Copyright protects the expression of ideas, but not ideas themselves. The content which makes up the Lexicon is perhaps best analyzed on an "idea/expression" spectrum (for purposes of this discussion, I'm limiting myself to JK Rowling's expression as embodied in the novels themselves, and ignoring the movies). Take, for example, the character Dumbledore. If we analyze Dumbledore on an idea/expression spectrum, the two poles of that spectrum might be, at the farthest reach of the "idea" end, "a wizard", and, at the farthest reach of the "expression" end, a collection of descriptions, quotations and other textual information relating to Dumbledore (and when I describe the "expression" end of the spectrum, I mean a literal word-for-word collection of the textual material). Moving along the spectrum from "idea" to "expression" involves adding more and more detail to the "concept" of Dumbledore - so you'd be moving from "a wizard" to "a wizard with a white beard" to "a wizard with a white beard who is headmaster at Hogwarts", etc. Somewhere along that spectrum you cross a line from "idea" to "expression" - and the question becomes whether what the Lexicon is doing is simply creating its own expression out of unprotected "ideas" or copying protected "expression". But even if one concedes that "expression" has been copied, there is another limiting factor which serves to restrict the scope of copyright protection: information itself cannot be the subject of copyright protection (an axiom which has, regrettably, been overlooked, ignored or wilfully weakened far too frequently by our courts).
There is, I think, a cogent argument to be made that the Lexicon is dealing only with a compilation of facts, expressed in a new form, and so Rowling's writ cannot extend to prevent the print publication.
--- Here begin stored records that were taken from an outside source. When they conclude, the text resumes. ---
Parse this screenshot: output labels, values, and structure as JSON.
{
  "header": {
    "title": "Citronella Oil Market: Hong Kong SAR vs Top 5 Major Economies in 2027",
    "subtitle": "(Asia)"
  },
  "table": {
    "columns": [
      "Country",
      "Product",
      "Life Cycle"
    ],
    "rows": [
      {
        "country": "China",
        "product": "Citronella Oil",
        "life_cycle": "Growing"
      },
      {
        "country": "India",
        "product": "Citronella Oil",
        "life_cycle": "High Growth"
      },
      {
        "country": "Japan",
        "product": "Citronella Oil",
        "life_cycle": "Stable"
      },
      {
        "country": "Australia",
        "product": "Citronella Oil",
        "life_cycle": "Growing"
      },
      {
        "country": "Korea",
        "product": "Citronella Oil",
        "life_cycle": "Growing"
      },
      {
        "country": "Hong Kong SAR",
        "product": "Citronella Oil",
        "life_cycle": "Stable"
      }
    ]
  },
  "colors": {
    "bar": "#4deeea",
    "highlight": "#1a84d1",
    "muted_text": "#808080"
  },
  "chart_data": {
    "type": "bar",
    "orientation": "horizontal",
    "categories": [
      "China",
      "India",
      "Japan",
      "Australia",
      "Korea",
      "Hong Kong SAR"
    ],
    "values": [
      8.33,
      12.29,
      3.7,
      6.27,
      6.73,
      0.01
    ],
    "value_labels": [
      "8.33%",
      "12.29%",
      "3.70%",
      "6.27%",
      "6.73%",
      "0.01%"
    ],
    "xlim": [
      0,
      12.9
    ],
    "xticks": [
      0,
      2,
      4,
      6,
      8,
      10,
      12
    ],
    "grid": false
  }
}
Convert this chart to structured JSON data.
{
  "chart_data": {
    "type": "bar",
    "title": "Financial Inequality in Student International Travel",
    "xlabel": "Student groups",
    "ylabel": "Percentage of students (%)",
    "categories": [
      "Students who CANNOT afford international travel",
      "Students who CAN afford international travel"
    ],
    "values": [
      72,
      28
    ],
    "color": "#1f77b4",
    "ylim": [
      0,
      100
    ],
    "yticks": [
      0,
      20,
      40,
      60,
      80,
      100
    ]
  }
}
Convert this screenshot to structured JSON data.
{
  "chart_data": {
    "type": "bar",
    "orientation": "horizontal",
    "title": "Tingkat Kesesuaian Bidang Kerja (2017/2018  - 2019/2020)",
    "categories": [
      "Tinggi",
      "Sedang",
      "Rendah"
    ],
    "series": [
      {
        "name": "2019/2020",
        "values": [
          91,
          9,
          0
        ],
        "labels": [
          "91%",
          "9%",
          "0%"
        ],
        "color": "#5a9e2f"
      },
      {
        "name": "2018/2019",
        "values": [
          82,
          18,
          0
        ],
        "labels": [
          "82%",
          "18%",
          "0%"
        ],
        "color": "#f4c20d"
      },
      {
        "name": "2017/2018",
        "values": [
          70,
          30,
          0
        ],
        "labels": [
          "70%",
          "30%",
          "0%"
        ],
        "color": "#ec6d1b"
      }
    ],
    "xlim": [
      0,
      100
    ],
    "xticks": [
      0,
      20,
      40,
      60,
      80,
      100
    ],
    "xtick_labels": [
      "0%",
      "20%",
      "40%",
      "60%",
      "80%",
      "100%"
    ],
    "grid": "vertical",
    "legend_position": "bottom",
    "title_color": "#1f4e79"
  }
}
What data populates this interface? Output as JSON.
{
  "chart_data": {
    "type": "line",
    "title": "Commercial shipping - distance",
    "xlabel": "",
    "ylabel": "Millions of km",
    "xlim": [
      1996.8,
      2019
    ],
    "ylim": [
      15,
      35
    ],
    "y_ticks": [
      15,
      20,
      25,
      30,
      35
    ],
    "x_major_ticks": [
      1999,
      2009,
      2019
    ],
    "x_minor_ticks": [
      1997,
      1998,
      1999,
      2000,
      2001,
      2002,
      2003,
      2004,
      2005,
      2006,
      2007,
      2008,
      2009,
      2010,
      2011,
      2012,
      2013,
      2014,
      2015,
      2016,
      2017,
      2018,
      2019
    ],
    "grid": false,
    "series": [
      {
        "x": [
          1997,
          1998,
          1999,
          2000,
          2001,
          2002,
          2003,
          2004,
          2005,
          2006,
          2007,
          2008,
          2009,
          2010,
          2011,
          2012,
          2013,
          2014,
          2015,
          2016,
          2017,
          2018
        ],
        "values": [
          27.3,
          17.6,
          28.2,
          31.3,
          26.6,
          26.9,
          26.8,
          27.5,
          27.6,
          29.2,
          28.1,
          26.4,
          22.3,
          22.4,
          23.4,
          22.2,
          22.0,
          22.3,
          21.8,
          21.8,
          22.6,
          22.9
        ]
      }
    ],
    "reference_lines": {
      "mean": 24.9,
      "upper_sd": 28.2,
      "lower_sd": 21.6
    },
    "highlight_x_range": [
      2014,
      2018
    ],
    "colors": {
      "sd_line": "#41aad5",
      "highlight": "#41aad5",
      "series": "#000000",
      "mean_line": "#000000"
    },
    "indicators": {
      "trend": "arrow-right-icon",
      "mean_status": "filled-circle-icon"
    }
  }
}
Otherwise, publishers would never be able to publish "unauthorized" compendiums - a recent example of which are books dedicated to the television show Lost (see, e.g., this book). However, Canadian courts have recently and, I assert, contrary to basic copyright principles, been moving towards extending copyright protection to facts and information on the basis that the "copyist" is misappropriating the labour of the plaintiff (see, e.g., British Columbia Jockey Club v Standen (c.o.b. Winbar Publications)(1985), 8 CPR (3d) 283 (BCCA) and Edutile Inc. v Automobile Protection Assn.) - and on the basis of that authority, Rowling might find Canadian courts to be welcoming venues for her action.